8.13 Interactive exploration
The cell below lets you modify two categorical distributions P and Q directly and observe how entropy, cross-entropy, and KL divergence respond. Changing Q toward P should reduce the KL divergence to zero.
- Set
Q_VALUESequal toP_VALUESand confirm that D_{\mathrm{KL}}(P\|Q) = 0 and H(P,Q) = H(P). - Make one entry of Q very small while the corresponding entry of P is large and watch the KL divergence grow.
- Try a uniform P (all values 0.2) and observe that entropy is maximised at \log_2(5) \approx 2.32 bits.
import numpy as np
# --- Try changing these parameters ---
# Five probabilities that must sum to 1
P_VALUES = [0.40, 0.25, 0.20, 0.10, 0.05]
Q_VALUES = [0.10, 0.35, 0.15, 0.25, 0.15]
P = np.array(P_VALUES, dtype=float)
Q = np.array(Q_VALUES, dtype=float)
# Normalise in case of rounding
P = P / P.sum()
Q = Q / Q.sum()
# Entropy H(P)
H_P = -np.sum(P * np.log2(np.where(P > 0, P, 1)))
# Cross-entropy H(P, Q)
H_PQ = -np.sum(P * np.log2(np.where(Q > 0, Q, 1e-15)))
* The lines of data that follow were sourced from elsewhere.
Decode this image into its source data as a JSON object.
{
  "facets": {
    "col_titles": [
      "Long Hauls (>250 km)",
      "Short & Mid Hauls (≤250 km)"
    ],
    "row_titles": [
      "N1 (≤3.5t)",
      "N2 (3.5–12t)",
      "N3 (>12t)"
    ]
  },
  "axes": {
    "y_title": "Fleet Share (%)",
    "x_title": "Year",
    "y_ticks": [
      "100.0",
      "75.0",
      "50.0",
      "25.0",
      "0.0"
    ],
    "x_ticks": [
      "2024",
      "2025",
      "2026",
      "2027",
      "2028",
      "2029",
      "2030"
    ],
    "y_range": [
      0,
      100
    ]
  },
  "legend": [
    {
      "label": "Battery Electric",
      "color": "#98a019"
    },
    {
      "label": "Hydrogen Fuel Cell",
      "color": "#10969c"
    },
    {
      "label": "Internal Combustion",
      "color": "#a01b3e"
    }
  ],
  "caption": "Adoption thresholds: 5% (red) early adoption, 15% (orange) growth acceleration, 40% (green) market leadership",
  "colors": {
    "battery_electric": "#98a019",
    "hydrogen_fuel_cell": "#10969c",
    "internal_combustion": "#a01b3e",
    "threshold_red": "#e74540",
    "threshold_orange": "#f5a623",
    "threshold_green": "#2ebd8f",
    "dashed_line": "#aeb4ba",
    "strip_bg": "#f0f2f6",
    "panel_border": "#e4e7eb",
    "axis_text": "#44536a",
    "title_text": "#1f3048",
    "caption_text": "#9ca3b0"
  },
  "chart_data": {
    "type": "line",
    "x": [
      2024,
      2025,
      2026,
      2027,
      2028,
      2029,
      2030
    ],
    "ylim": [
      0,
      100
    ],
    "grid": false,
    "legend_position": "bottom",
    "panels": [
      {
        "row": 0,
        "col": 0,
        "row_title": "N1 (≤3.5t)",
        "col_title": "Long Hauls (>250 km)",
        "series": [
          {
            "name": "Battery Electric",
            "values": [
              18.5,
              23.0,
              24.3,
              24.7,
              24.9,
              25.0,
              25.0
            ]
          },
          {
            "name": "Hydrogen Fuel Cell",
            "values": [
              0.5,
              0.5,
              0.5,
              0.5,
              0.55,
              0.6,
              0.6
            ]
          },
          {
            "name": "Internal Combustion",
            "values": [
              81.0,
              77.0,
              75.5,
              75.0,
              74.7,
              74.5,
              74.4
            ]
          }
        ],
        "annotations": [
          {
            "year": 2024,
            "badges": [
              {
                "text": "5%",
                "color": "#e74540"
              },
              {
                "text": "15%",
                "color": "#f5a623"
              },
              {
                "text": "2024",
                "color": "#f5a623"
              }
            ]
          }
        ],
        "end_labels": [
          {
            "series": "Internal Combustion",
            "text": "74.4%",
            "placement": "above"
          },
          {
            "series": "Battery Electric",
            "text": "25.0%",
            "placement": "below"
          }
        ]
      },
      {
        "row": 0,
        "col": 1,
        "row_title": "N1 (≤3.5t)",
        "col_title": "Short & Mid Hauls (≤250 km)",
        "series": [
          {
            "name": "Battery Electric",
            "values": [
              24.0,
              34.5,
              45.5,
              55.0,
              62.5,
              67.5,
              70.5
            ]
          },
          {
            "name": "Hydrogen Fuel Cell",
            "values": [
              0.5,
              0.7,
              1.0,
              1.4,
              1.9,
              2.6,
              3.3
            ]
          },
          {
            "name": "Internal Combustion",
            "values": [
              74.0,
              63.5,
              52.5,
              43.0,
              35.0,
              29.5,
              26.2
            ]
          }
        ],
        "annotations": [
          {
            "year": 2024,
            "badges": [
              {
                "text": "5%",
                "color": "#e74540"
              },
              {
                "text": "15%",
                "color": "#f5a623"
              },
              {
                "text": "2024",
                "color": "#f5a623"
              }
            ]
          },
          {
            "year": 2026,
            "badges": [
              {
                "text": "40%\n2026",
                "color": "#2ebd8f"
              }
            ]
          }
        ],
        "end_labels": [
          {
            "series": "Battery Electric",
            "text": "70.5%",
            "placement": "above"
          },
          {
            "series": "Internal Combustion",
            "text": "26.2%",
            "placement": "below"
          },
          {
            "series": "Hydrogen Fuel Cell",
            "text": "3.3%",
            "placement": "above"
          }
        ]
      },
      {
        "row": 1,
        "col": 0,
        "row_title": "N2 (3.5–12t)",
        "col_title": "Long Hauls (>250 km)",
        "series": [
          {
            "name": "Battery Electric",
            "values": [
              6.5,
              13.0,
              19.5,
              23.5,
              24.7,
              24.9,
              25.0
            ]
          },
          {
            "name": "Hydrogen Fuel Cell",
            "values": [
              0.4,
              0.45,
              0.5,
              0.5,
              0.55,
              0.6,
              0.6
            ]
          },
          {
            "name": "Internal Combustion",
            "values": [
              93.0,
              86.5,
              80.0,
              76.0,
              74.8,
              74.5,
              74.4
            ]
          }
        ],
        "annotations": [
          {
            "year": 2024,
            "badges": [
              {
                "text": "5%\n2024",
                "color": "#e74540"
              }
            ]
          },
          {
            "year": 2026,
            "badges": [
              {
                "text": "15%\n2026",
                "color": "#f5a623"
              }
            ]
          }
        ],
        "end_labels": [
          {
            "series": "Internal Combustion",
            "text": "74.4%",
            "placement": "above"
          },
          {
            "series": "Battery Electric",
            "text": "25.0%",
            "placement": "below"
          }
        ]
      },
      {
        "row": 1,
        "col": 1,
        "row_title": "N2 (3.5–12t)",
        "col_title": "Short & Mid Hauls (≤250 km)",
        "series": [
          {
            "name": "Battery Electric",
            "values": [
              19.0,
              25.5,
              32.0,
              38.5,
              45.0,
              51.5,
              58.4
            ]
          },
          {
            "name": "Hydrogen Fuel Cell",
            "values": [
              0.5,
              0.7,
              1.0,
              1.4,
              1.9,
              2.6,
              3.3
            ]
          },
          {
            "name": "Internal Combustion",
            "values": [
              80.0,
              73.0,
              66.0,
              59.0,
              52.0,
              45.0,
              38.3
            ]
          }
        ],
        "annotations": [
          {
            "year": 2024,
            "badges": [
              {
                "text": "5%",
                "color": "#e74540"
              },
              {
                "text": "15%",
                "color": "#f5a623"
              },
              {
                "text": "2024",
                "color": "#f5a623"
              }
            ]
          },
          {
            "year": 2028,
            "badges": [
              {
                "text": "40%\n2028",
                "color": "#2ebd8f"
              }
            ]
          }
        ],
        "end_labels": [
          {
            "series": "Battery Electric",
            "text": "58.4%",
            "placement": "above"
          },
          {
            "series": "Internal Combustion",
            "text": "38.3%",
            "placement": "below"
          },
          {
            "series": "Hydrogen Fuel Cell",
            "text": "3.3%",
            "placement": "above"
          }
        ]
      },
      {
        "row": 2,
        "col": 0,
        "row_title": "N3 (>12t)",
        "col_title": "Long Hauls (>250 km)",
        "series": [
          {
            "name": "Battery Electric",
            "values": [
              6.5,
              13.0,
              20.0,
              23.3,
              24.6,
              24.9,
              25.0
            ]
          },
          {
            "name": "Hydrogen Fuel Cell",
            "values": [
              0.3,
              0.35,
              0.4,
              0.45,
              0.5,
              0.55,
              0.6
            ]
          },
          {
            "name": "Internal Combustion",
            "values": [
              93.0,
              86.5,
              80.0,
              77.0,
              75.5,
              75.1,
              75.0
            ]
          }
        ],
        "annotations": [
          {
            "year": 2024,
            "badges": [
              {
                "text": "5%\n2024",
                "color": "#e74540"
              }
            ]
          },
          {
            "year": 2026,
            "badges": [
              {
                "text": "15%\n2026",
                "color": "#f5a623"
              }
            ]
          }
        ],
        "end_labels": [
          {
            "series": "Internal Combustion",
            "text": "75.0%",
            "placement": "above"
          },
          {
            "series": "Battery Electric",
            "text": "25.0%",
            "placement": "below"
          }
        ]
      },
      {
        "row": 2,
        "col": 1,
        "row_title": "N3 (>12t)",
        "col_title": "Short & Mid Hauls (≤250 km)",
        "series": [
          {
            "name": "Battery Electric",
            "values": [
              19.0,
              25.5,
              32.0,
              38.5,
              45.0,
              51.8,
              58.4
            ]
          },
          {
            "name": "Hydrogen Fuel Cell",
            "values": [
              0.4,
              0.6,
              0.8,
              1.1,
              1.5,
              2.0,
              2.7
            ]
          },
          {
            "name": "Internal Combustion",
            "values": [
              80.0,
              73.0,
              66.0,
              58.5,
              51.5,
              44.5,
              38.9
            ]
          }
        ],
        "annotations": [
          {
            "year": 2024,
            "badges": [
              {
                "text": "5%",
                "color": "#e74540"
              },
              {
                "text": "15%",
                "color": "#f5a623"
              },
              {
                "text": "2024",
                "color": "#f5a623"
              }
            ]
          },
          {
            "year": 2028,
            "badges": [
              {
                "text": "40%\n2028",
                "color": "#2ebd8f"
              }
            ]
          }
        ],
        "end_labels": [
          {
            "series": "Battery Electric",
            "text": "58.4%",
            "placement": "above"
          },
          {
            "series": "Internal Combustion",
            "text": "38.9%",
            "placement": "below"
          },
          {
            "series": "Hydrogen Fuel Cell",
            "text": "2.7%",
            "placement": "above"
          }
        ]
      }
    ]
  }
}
# KL divergence D_KL(P || Q)
kl = np.sum(P * np.log2(np.where((P > 0) & (Q > 0), P / Q, 1e-15) * (P > 0)))
print(f"Entropy H(P) = {H_P:.4f} bits")
print(f"Cross-entropy H(P, Q) = {H_PQ:.4f} bits")
print(f"KL divergence D(P||Q) = {kl:.4f} bits")
print()
print(f"Verification: H(P) + KL = {H_P + kl:.4f} (should equal H(P,Q) = {H_PQ:.4f})")8.14 Looking ahead
The next chapter builds neural networks from composition, gradients, and learned representations. Information theory remains in the background there too, because many modern network objectives are still based on cross-entropy, divergence, and probabilistic prediction (Cover and Thomas 2006).
For now, the key ideas to carry forward are:
- entropy measures uncertainty in a principled way
- logarithms connect surprise to probability
- cross-entropy penalises models that assign low probability to the truth
- KL divergence measures distributional mismatch
- learning objectives often encode information-theoretic assumptions
8.15 Exercises and prompts
- Why does an unlikely observed event carry more information than a very likely one?
- Explain in words why cross-entropy is a natural loss for probabilistic classification.
- Why is a confident wrong prediction penalised heavily by log loss?
- Give an example of how prediction and compression might be related in practice.